If you’re looking for brilliance, this isn’t the museum for you—“nothing in the museum works,” as co-owner Betty Gall told Smithsonian in 2015. Her husband and co-founder, Fritz, makes many of the nonsense objects on display—a stiletto cover that keeps heels from sinking into grates in the sidewalk is one of his more useful inventions. 

If you can’t immediately get to northeastern Austria, please enjoy this list of five wonderfully nonsensical objects housed at the Nonseum. 

1. DIVORCE-ABLE DISHES


Photo: Betty Gall

These dishes—ready-made for splitting up household belongings—were designed by the Nonseum's own Fritz Gall. Because no one wants to have to fight over the wedding china. Better to break it all!

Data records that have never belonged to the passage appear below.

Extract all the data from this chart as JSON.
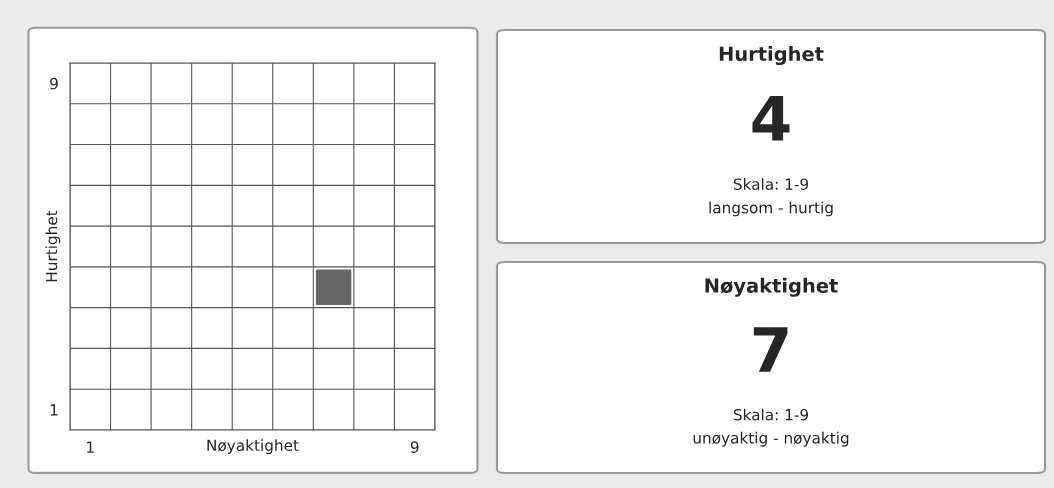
{
  "chart_data": [
    {
      "type": "scatter",
      "xlabel": "Nøyaktighet",
      "ylabel": "Hurtighet",
      "series": [
        {
          "color": "#666666",
          "x": [
            7
          ],
          "values": [
            4
          ]
        }
      ],
      "marker": "square",
      "grid": true,
      "legend": false,
      "xlim": [
        0.5,
        9.5
      ],
      "ylim": [
        0.5,
        9.5
      ],
      "xticks": [
        {
          "value": 0.5,
          "label": null
        },
        1,
        {
          "value": 1.5,
          "label": null
        },
        {
          "value": 2.5,
          "label": null
        },
        {
          "value": 3.5,
          "label": null
        },
        {
          "value": 4.5,
          "label": null
        },
        {
          "value": 5.5,
          "label": null
        },
        {
          "value": 6.5,
          "label": null
        },
        {
          "value": 7.5,
          "label": null
        },
        {
          "value": 8.5,
          "label": null
        },
        9,
        {
          "value": 9.5,
          "label": null
        }
      ],
      "yticks": [
        {
          "value": 0.5,
          "label": null
        },
        1,
        {
          "value": 1.5,
          "label": null
        },
        {
          "value": 2.5,
          "label": null
        },
        {
          "value": 3.5,
          "label": null
        },
        {
          "value": 4.5,
          "label": null
        },
        {
          "value": 5.5,
          "label": null
        },
        {
          "value": 6.5,
          "label": null
        },
        {
          "value": 7.5,
          "label": null
        },
        {
          "value": 8.5,
          "label": null
        },
        9,
        {
          "value": 9.5,
          "label": null
        }
      ]
    },
    {
      "type": "other",
      "title": "Hurtighet",
      "annotations": [
        "4",
        "Skala: 1-9",
        "langsom - hurtig"
      ]
    },
    {
      "type": "other",
      "title": "Nøyaktighet",
      "annotations": [
        "7",
        "Skala: 1-9",
        "unøyaktig - nøyaktig"
      ]
    }
  ]
}
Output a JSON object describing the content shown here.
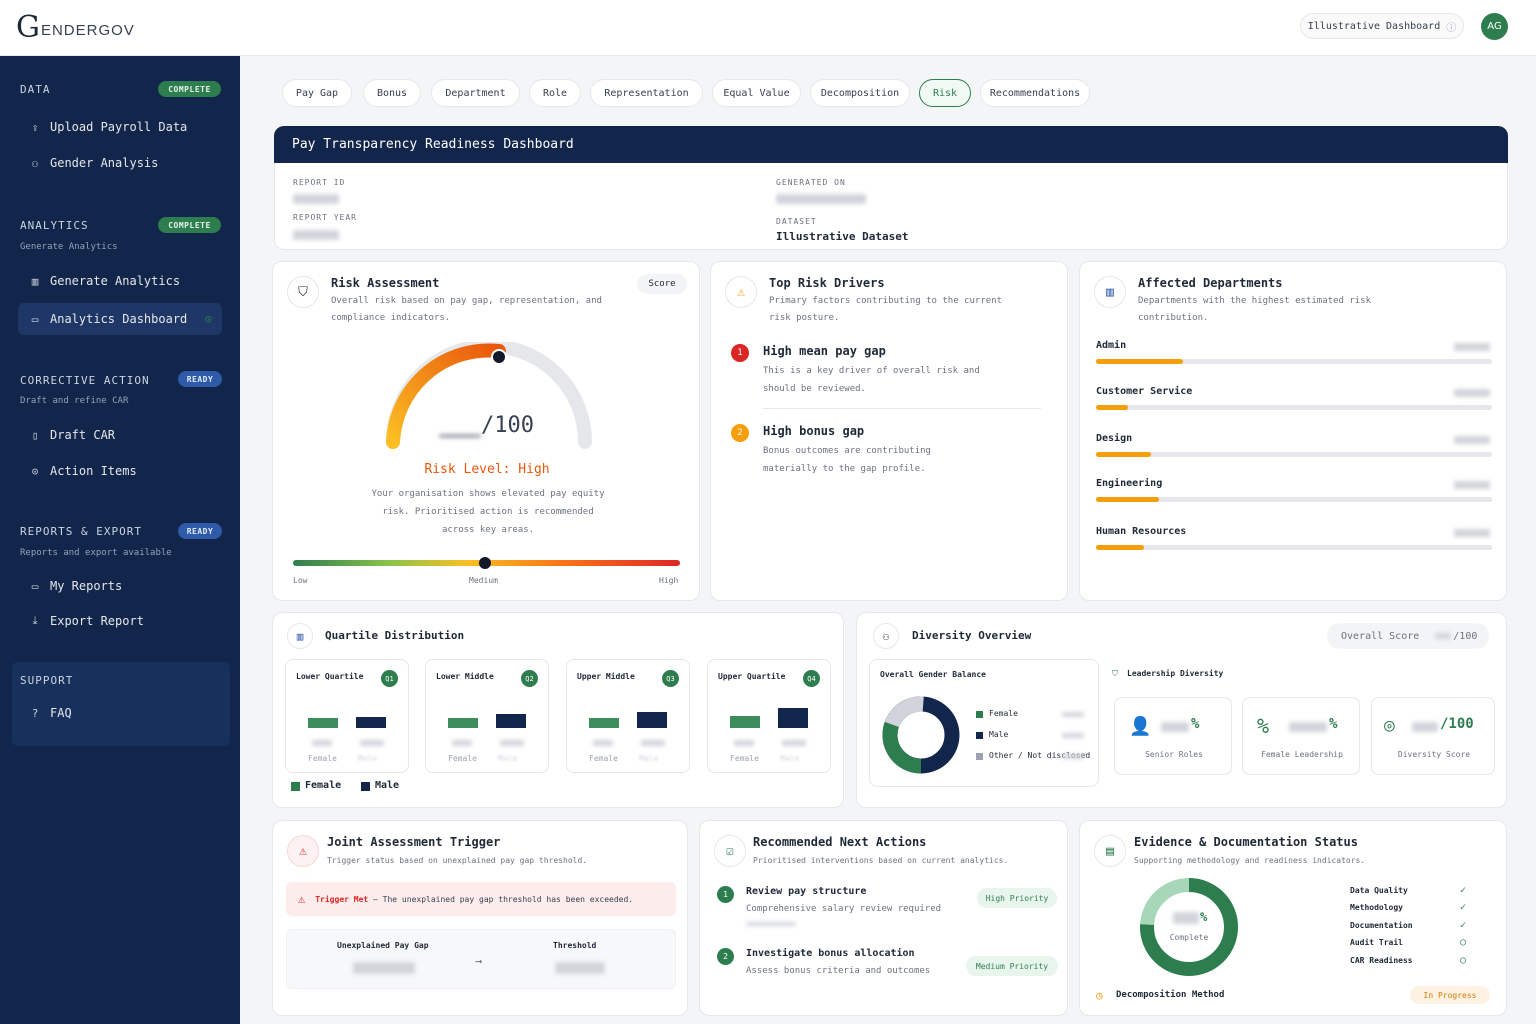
{
  "brand": {
    "logo_letter": "G",
    "logo_text": "ENDERGOV"
  },
  "top": {
    "dashboard_pill": "Illustrative Dashboard",
    "avatar": "AG"
  },
  "sidebar": {
    "data": {
      "title": "DATA",
      "badge": "COMPLETE",
      "items": [
        "Upload Payroll Data",
        "Gender Analysis"
      ]
    },
    "analytics": {
      "title": "ANALYTICS",
      "badge": "COMPLETE",
      "sub": "Generate Analytics",
      "items": [
        "Generate Analytics",
        "Analytics Dashboard"
      ]
    },
    "corrective": {
      "title": "CORRECTIVE ACTION",
      "badge": "READY",
      "sub": "Draft and refine CAR",
      "items": [
        "Draft CAR",
        "Action Items"
      ]
    },
    "reports": {
      "title": "REPORTS & EXPORT",
      "badge": "READY",
      "sub": "Reports and export available",
      "items": [
        "My Reports",
        "Export Report"
      ]
    },
    "support": {
      "title": "SUPPORT",
      "items": [
        "FAQ"
      ]
    }
  },
  "tabs": [
    "Pay Gap",
    "Bonus",
    "Department",
    "Role",
    "Representation",
    "Equal Value",
    "Decomposition",
    "Risk",
    "Recommendations"
  ],
  "active_tab": "Risk",
  "report": {
    "title": "Pay Transparency Readiness Dashboard",
    "report_id_label": "REPORT ID",
    "report_year_label": "REPORT YEAR",
    "generated_label": "GENERATED ON",
    "dataset_label": "DATASET",
    "dataset": "Illustrative Dataset"
  },
  "risk": {
    "title": "Risk Assessment",
    "subtitle": "Overall risk based on pay gap, representation, and compliance indicators.",
    "score_tag": "Score",
    "score_suffix": "/100",
    "level": "Risk Level: High",
    "desc": "Your organisation shows elevated pay equity risk. Prioritised action is recommended across key areas.",
    "scale": [
      "Low",
      "Medium",
      "High"
    ]
  },
  "drivers": {
    "title": "Top Risk Drivers",
    "subtitle": "Primary factors contributing to the current risk posture.",
    "items": [
      {
        "n": "1",
        "title": "High mean pay gap",
        "desc": "This is a key driver of overall risk and should be reviewed."
      },
      {
        "n": "2",
        "title": "High bonus gap",
        "desc": "Bonus outcomes are contributing materially to the gap profile."
      }
    ]
  },
  "departments": {
    "title": "Affected Departments",
    "subtitle": "Departments with the highest estimated risk contribution.",
    "items": [
      {
        "name": "Admin",
        "level": 0.22
      },
      {
        "name": "Customer Service",
        "level": 0.08
      },
      {
        "name": "Design",
        "level": 0.14
      },
      {
        "name": "Engineering",
        "level": 0.16
      },
      {
        "name": "Human Resources",
        "level": 0.12
      }
    ]
  },
  "quartiles": {
    "title": "Quartile Distribution",
    "items": [
      {
        "name": "Lower Quartile",
        "tag": "Q1"
      },
      {
        "name": "Lower Middle",
        "tag": "Q2"
      },
      {
        "name": "Upper Middle",
        "tag": "Q3"
      },
      {
        "name": "Upper Quartile",
        "tag": "Q4"
      }
    ],
    "female": "Female",
    "male": "Male",
    "legend": [
      "Female",
      "Male"
    ]
  },
  "diversity": {
    "title": "Diversity Overview",
    "overall_label": "Overall Score",
    "overall_suffix": "/100",
    "balance_title": "Overall Gender Balance",
    "legend": [
      "Female",
      "Male",
      "Other / Not disclosed"
    ],
    "leadership_title": "Leadership Diversity",
    "tiles": [
      {
        "value": "%",
        "label": "Senior Roles"
      },
      {
        "value": "%",
        "label": "Female Leadership"
      },
      {
        "value": "/100",
        "label": "Diversity Score"
      }
    ]
  },
  "joint": {
    "title": "Joint Assessment Trigger",
    "subtitle": "Trigger status based on unexplained pay gap threshold.",
    "alert_bold": "Trigger Met",
    "alert_text": " – The unexplained pay gap threshold has been exceeded.",
    "col1": "Unexplained Pay Gap",
    "col2": "Threshold"
  },
  "next": {
    "title": "Recommended Next Actions",
    "subtitle": "Prioritised interventions based on current analytics.",
    "items": [
      {
        "n": "1",
        "title": "Review pay structure",
        "desc": "Comprehensive salary review required",
        "priority": "High Priority"
      },
      {
        "n": "2",
        "title": "Investigate bonus allocation",
        "desc": "Assess bonus criteria and outcomes",
        "priority": "Medium Priority"
      }
    ]
  },
  "evidence": {
    "title": "Evidence & Documentation Status",
    "subtitle": "Supporting methodology and readiness indicators.",
    "complete": "Complete",
    "pct_suffix": "%",
    "checks": [
      "Data Quality",
      "Methodology",
      "Documentation",
      "Audit Trail",
      "CAR Readiness"
    ],
    "method": "Decomposition Method",
    "status": "In Progress"
  },
  "colors": {
    "navy": "#12254a",
    "green": "#2e7d4f",
    "orange": "#f59e0b",
    "red": "#dc2626"
  }
}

2. WIND-POWERED TOOTHBRUSH


Image Credit: Betty Gall, designed by Ernst Grosinger

Electric toothbrushes seem so wasteful when you could simply power your oral hygiene with your partner’s huffing and puffing. Of course, if you’re single, you’ll need to use a hair dryer. Or, you know, your arm muscles. 

3. CRUELTY-FREE MOSQUITO TRAP

Image Credit: Betty Gall, designed by Fritz Gall

Those poor, disease-spreading mosquitos. If you can’t work up the nerve to squash them like, well, bugs, just catch them alive with what looks like a tea strainer on a stick. Bonus: the Nonseum advocates setting them free at your neighbor’s house. Revenge for that late-night band practice, perhaps? 

4. NOSE PICKER

Image Credit: Mischa Nawrata

It’s about 0.7 inches in diameter, which honestly sounds a little big for most nostrils. Good luck to any boogers that stand in its way. 

5. MAGNIFYING SPOON

Image Credit: Helene Waldner

Perfect for when your eyesight starts to fail and you can’t tell a potato from an onion.